Nine cities in South
Africa will be host to this international event--a four week long, 32 tournament game, that will have the global community glued to their television sets. But what most of the world will not see are those people who make up a large portion of South Africa--The Homeless. Within the last month of preparation, South African police have either relocated the homeless to the outskirts of the cities or arrested them. For instance, in Cape Town, Green Point soccer stadium is surrounded by high-rise hotels, families and tourist stroll the water parks all day long, and the South African officials are trying to save them from what the continent as a whole is suffering from. South Africa does not want the World Cup tourist to feel any discomfort or to be offended or bothered by any homeless South African.
This problem is not something new, the Winter Olympic Games in Vancouver did the same thing, shipping their homeless to other cities. This happens every time a county is at the world stage. South African officials say that there is nothing wrong with doing a little house cleaning before your guest arrive. There are at least 300,000 people waiting for government housing, but in the mean time most of them live in Blikkiesdorp (in English Tin City) and it is about 45 minutes outside Cape Town. Tin City is quite fitting, since they are hundreds of little metals shacks in the form of a maze, where families live with their children and animals. However, not all of the those suffering are fortunate enough to live at Tin City. Some, still squatting in shacks on the side of the roads and before the World Cup around the stadium in Cape Town. Most of them depend on social workers to help them get to Tin City and then from there --governmental housing, but the wait is long, decades long.

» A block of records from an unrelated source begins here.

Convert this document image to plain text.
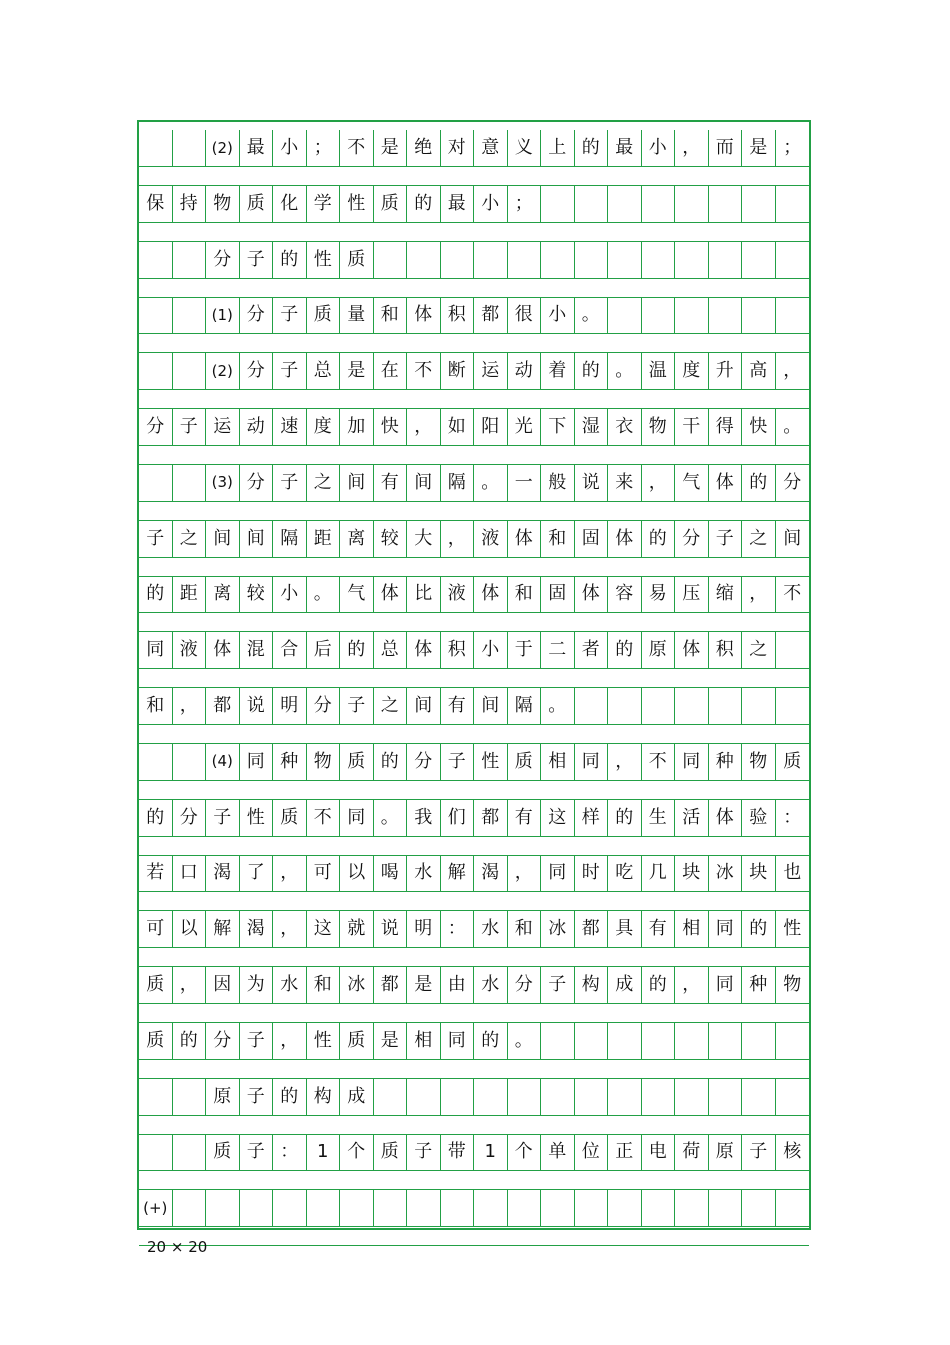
(2) 最 小 ； 不 是 绝 对 意 义 上 的 最 小 ， 而 是 ；
保 持 物 质 化 学 性 质 的 最 小 ；
分 子 的 性 质
(1) 分 子 质 量 和 体 积 都 很 小 。
(2) 分 子 总 是 在 不 断 运 动 着 的 。 温 度 升 高 ，
分 子 运 动 速 度 加 快 ， 如 阳 光 下 湿 衣 物 干 得 快 。
(3) 分 子 之 间 有 间 隔 。 一 般 说 来 ， 气 体 的 分
子 之 间 间 隔 距 离 较 大 ， 液 体 和 固 体 的 分 子 之 间
的 距 离 较 小 。 气 体 比 液 体 和 固 体 容 易 压 缩 ， 不
同 液 体 混 合 后 的 总 体 积 小 于 二 者 的 原 体 积 之
和 ， 都 说 明 分 子 之 间 有 间 隔 。
(4) 同 种 物 质 的 分 子 性 质 相 同 ， 不 同 种 物 质
的 分 子 性 质 不 同 。 我 们 都 有 这 样 的 生 活 体 验 ：
若 口 渴 了 ， 可 以 喝 水 解 渴 ， 同 时 吃 几 块 冰 块 也
可 以 解 渴 ， 这 就 说 明 ： 水 和 冰 都 具 有 相 同 的 性
质 ， 因 为 水 和 冰 都 是 由 水 分 子 构 成 的 ， 同 种 物
质 的 分 子 ， 性 质 是 相 同 的 。
原 子 的 构 成
质 子 ：	1	个 质 子 带	1	个 单 位 正 电 荷 原 子 核
(+)
20 × 20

South Africa fought long and hard to secure the 2010 FIFA World Cup and with the tourism sky high for the next 30 days and their economy doing a 360, what will South Africa do to help the homeless of their cities? Well maybe all the money they'll be racking in for the next 4 weeks--could possibly be use to fund those homes for Tin City residents. However, only time will tell if the government may actually do something like this for the people of South Africa.